The preprint describes three validation experiments that form the empirical case. In the first, EDEN was used to design large serine recombinases — enzymes that can insert DNA at specific genomic sites — prompted with as little as 30 nucleotides of DNA sequence. Across ten disease-associated genomic loci, the model achieved a 63.2% functional hit rate. Half of the generated recombinases were active in human cells, reaching therapeutically relevant levels of CAR gene insertion in primary human T cells. In the second experiment, the same model generated a focused library of antimicrobial peptides, 97% of which showed activity against critical-priority multidrug-resistant pathogens. The third involved designing a synthetic microbiome — 94,000 assemblies covering 9,067 species at 99% taxonomic accuracy — to test whether the model captures inter-genomic features.

"Today's biological AI models are trained on a narrow slice of life on Earth," said Glen Gowers, co-founder and CEO of Basecamp Research, speaking at SXSW. "Training models at this scale establishes a new paradigm for programmable therapeutic design."

The framing — that biology has been "data-starved" relative to language or vision — is one the field has been building toward for years. The Trillion Gene Atlas extends that thesis to what the company calls the "internet of biology," collecting from environments traditional labs can't easily reach, including new partnerships announced in Chile, Argentina, and an expanded collaboration in Antarctica.

The partnership with Anthropic is notable. Anthropic is best known for AI safety work and large language models, not genomics. The company didn't respond to questions about its specific role, but the involvement suggests Basecamp sees the AI capability — reasoning across complex biological data — as a core part of the value proposition, not just the sequencing hardware.

Processing the data at scale is a separate engineering challenge. The company estimates that processing the quadrillions of DNA base pairs involved would have taken over 20 years using previous methods. With NVIDIA Parabricks acceleration and parallelized processing, Basecamp expects to compress that to under two years.

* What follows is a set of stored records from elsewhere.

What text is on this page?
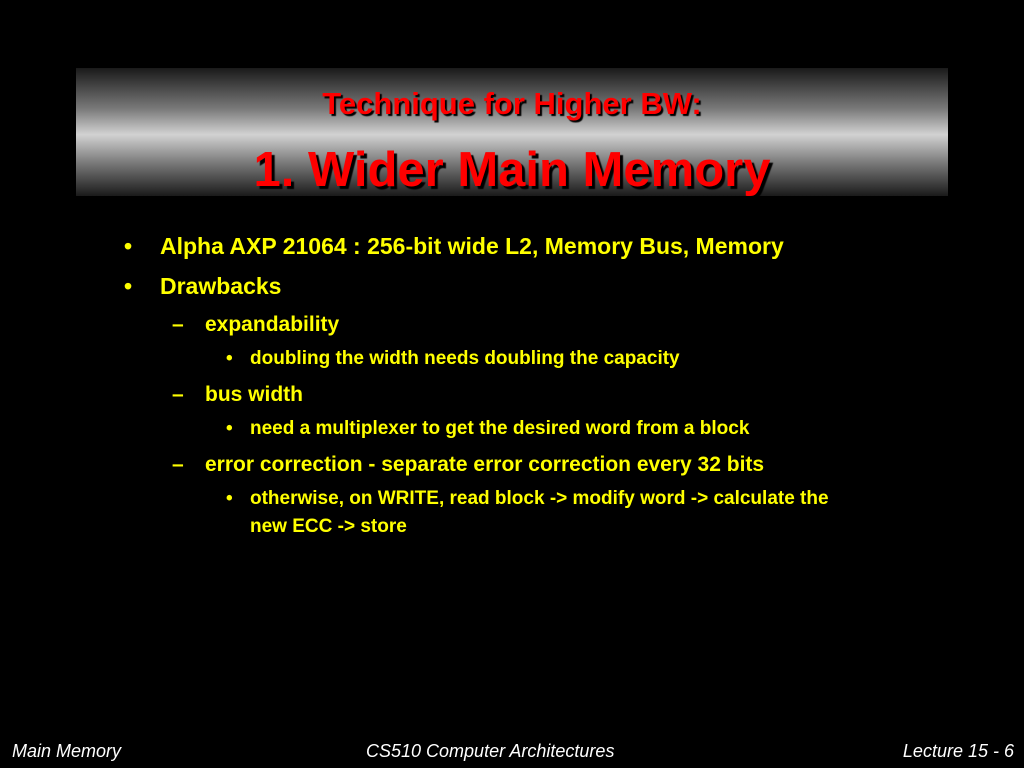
Technique for Higher BW:
1. Wider Main Memory
• Alpha AXP 21064 : 256-bit wide L2, Memory Bus, Memory
• Drawbacks
– expandability
• doubling the width needs doubling the capacity
– bus width
• need a multiplexer to get the desired word from a block
– error correction - separate error correction every 32 bits
• otherwise, on WRITE, read block -> modify word -> calculate the
new ECC -> store
Main Memory	CS510 Computer Architectures	Lecture 15 - 6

There are honest questions worth asking. The EDEN paper is a preprint — not yet peer-reviewed — and several authors disclose financial interests in Basecamp. Wet-lab validation in the preprint involved relatively low numbers of experiments in some categories. The transition from designing recombinases and peptides to a full drug pipeline will require significantly more. The competitive landscape in AI biology is crowded: Recursion, Generate:Biomedicines, EvolutionaryScale, and others are all building foundation models for biology with different approaches and different datasets. Whether evolutionary data at scale from non-model organisms translates into a durable advantage is an open scientific question.

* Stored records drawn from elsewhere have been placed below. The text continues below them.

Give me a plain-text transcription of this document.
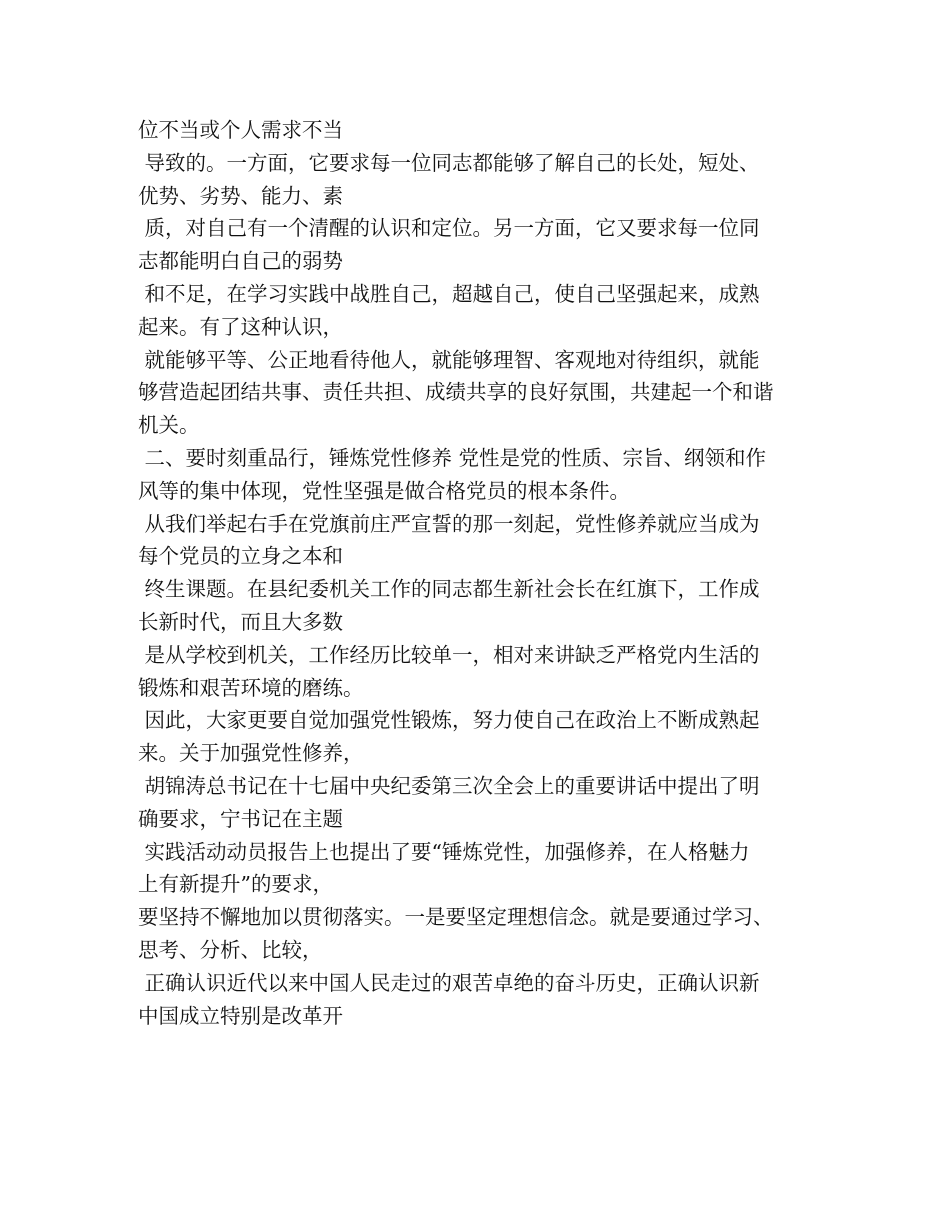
位不当或个人需求不当
导致的。一方面，它要求每一位同志都能够了解自己的长处，短处、
优势、劣势、能力、素
质，对自己有一个清醒的认识和定位。另一方面，它又要求每一位同
志都能明白自己的弱势
和不足，在学习实践中战胜自己，超越自己，使自己坚强起来，成熟
起来。有了这种认识，
就能够平等、公正地看待他人，就能够理智、客观地对待组织，就能
够营造起团结共事、责任共担、成绩共享的良好氛围，共建起一个和谐
机关。
二、要时刻重品行，锤炼党性修养 党性是党的性质、宗旨、纲领和作
风等的集中体现，党性坚强是做合格党员的根本条件。
从我们举起右手在党旗前庄严宣誓的那一刻起，党性修养就应当成为
每个党员的立身之本和
终生课题。在县纪委机关工作的同志都生新社会长在红旗下，工作成
长新时代，而且大多数
是从学校到机关，工作经历比较单一，相对来讲缺乏严格党内生活的
锻炼和艰苦环境的磨练。
因此，大家更要自觉加强党性锻炼，努力使自己在政治上不断成熟起
来。关于加强党性修养，
胡锦涛总书记在十七届中央纪委第三次全会上的重要讲话中提出了明
确要求，宁书记在主题
实践活动动员报告上也提出了要“锤炼党性，加强修养，在人格魅力
上有新提升”的要求，
要坚持不懈地加以贯彻落实。一是要坚定理想信念。就是要通过学习、
思考、分析、比较，
正确认识近代以来中国人民走过的艰苦卓绝的奋斗历史，正确认识新
中国成立特别是改革开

What's clearer is that Basecamp has built something real. A 97% hit rate on antimicrobial peptides in a low-N library is a meaningful wet-lab result, not marketing copy. The aiPGI result — designing functional recombinases from 30 nucleotides of sequence prompt — is a genuinely novel capability if it replicates. The bioRxiv preprint means the data is out for the scientific community to evaluate rather than resting on a company's own characterization.

The Trillion Gene Atlas is the next step: expanding the data layer that makes the models work. Whether it delivers on the scale it promises will take years to answer. But the bet the company is making — that evolutionary breadth is the limiting reagent in AI drug design — is one that a growing number of researchers and investors appear willing to back.